Past research on memory retrieval found that both prospective and retrospective warnings were able to mitigate the negative effect of misinformation on memory. However, this study not only affirms the beneficial effect of warning using a realistic scenario, such as testifying in a criminal case, but also demonstrates that prospective warnings can reduce misinformation errors in the context of repeated testing.
According to the Innocence Project, false eyewitness reports have contributed to approximately 70 percent of wrongful convictions. Despite efforts by the U.S. Department of Justice to create evidence-based standards in interview practices across police departments, the majority of surveyed police departments have not implemented such recommendations due to challenges in providing training and/or a lack of resources.
The researchers noted that since eyewitnesses are often interviewed and questioned multiple times throughout an investigation, a third party—such as a police office or an attorney—could provide a warning to an eyewitness that alerts them to the possibility of inaccuracies in post-event information that they might encounter in the future.

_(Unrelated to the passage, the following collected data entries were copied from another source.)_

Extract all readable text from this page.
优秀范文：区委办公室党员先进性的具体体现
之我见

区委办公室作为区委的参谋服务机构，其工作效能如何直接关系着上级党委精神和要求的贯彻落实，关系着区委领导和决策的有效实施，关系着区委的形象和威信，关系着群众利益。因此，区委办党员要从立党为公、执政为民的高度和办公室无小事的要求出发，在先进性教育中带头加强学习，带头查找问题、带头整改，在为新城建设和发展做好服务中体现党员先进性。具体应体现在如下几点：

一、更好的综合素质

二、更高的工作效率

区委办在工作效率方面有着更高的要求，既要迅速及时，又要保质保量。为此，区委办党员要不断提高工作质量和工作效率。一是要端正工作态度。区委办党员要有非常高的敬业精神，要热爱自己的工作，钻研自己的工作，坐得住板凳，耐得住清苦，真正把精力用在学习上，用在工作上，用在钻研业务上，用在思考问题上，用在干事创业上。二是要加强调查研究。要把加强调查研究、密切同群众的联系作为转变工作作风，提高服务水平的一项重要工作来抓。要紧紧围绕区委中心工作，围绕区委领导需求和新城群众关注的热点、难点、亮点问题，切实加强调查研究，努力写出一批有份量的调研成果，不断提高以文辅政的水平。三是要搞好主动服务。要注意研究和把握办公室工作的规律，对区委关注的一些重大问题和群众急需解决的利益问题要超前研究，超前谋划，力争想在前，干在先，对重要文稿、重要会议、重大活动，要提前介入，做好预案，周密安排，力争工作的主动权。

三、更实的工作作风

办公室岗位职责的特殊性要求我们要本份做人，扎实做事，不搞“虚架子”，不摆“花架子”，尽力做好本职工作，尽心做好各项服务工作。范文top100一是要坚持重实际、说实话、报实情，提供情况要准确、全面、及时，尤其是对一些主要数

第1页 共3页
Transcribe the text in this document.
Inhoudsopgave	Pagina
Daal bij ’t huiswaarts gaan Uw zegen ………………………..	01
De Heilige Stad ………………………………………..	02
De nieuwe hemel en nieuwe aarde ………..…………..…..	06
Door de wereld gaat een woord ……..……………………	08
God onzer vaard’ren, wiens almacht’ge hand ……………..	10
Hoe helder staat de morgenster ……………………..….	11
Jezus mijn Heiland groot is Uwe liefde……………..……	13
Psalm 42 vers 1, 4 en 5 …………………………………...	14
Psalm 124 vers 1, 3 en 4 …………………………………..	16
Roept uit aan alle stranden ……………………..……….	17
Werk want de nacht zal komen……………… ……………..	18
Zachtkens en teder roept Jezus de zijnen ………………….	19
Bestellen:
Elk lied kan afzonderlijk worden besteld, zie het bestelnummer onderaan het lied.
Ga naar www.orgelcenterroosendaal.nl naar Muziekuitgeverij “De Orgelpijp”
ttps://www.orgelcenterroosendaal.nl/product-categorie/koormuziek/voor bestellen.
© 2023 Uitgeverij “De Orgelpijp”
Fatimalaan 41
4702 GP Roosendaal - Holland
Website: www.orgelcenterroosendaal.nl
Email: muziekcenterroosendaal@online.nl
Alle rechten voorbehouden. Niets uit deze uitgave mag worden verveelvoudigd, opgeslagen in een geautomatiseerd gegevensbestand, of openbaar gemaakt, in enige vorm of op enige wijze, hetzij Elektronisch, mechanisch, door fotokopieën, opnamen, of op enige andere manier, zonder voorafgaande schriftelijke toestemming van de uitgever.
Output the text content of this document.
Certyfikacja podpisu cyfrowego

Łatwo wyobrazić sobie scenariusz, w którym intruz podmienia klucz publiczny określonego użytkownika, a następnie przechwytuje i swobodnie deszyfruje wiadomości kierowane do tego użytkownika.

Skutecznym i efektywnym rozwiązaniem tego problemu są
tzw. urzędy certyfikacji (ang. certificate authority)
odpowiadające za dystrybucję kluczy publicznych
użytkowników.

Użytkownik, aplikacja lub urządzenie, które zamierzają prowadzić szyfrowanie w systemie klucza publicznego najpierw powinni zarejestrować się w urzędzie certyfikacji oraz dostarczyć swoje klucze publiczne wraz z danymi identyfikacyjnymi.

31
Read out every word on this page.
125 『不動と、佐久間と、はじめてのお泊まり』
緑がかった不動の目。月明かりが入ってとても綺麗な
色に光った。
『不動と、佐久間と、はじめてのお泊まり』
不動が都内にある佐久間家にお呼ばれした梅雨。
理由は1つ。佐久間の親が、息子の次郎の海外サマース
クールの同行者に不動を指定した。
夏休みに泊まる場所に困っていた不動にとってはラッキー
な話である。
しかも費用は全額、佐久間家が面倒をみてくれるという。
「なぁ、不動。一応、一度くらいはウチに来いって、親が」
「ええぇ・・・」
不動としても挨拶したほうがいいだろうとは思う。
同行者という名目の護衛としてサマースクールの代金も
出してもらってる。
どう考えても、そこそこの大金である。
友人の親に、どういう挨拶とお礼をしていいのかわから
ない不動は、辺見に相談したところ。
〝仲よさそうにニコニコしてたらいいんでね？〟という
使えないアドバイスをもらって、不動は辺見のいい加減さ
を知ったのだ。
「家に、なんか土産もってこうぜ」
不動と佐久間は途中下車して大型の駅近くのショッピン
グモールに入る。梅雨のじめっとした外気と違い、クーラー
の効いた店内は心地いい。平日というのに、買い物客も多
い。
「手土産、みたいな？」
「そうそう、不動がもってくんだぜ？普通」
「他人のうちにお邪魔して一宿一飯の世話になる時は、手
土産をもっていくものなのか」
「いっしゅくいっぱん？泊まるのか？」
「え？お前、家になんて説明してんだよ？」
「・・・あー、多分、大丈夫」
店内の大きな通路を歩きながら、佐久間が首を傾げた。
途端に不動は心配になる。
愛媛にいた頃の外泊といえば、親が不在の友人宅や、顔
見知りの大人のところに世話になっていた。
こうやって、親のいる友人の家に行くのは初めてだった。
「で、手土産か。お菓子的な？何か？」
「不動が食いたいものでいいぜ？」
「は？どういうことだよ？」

The misinformation they might encounter could come from sources in the news, on social media or from a co-witness.
“We can envision the establishment of a new protocol for witness questioning in which witnesses are warned about the unreliability of subsequently-encountered information upon completing an initial interview,” said Karanian. “We could also imagine that such pre-warnings might be useful if provided at the beginning of some interviews that may include unverified information reported by co-witnesses.”
The research was a collaboration between Thomas’s Cognitive Aging and Memory Lab at Tufts University, which investigates interactions between memory and metamemory to better understand the important role metamemory plays in memory acquisition, distortion and access; and Race’s Integrative Cognitive Neuroscience Lab at Tufts, which uses a combination of cognitive neuroscience methods to answer questions about the neural mechanisms underlying human learning and memory.